Arduino makes electronics design look easy; it only takes an Arduino board and a computer to program your own “robot piano.” The Design Initiative went boldly into the world of ones-and-zeros last Thursday, led by Jimmy Chion (co-term, Mechanical Engineering).
Jimmy began by explaining some basic circuit theory to the designers. Our favorite analogy: he likened the flow of current through a circuit to the flow of water in a turbine. “Think of the current as the width of the pipe,” Jimmy said, holding his hands to form an imaginary conduit. “And think of the voltage as the velocity of water in the pipe.” Jimmy explained how circuits need to begin and end at a battery (metaphorically, our “turbine”), with careful attention paid to make sure that the “water” doesn’t jump of its “channel.”
As he explained circuits, it became clear that the messy work of building such a gadget would involve soldering, stripping, and a lot of expertise. Luckily, Jimmy’s Arduino tools let us skip the bother of constructing a circuit from scratch: instead, we operated on large, easy-to-use, “breadboards.” The breadboard exposed a simple grid of connective strips, and came in handy as we diagrammed our first circuits. Hooking an Arduino board to the breadboard gave logic and power to our circuit: suddenly, we could program actions like, “play a tone,” “light a lamp,” or “move a motor.”

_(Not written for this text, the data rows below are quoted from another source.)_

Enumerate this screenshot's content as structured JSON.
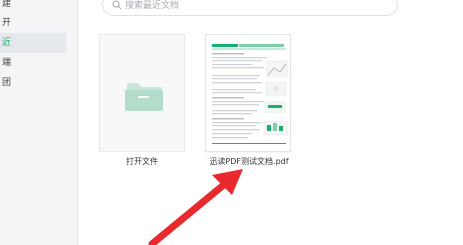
{
  "sidebar": {
    "items": [
      {
        "label": "建"
      },
      {
        "label": "开"
      },
      {
        "label": "近"
      },
      {
        "label": "端"
      },
      {
        "label": "团"
      }
    ]
  },
  "search": {
    "placeholder": "搜索最近文档"
  },
  "files": [
    {
      "label": "打开文件",
      "icon": "folder-icon"
    },
    {
      "label": "迅读PDF测试文档.pdf",
      "icon": "pdf-thumbnail"
    }
  ],
  "colors": {
    "accent": "#16b06f",
    "arrow": "#e8292d"
  }
}
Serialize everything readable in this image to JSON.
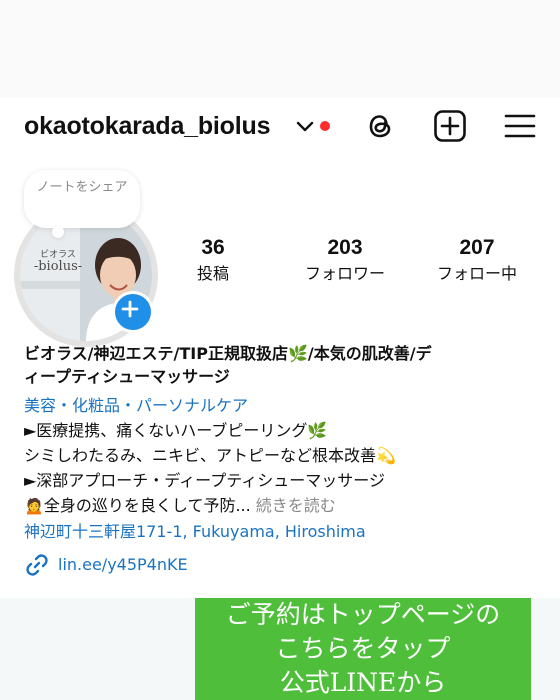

Our goal was to craft a robot piano: using buttons and LEDs that Jimmy handed out, we broke up into teams. Some reached for the computer, and began crafting code to make our gizmo run. Others began studiously plugging away at the breadboard, wiring together a system of buttons, lights, and speakers. Jimmy flitted from team to team, making sure each circuit kept the “water” flowing easily. It wasn’t too long before faces and breadboards began lighting up: short snatches of electronic music filled the air. One team even took the piano to its pop culture extension, and gave a mini-concert featuring Rebecca Black’s infamous, “Friday” (see above).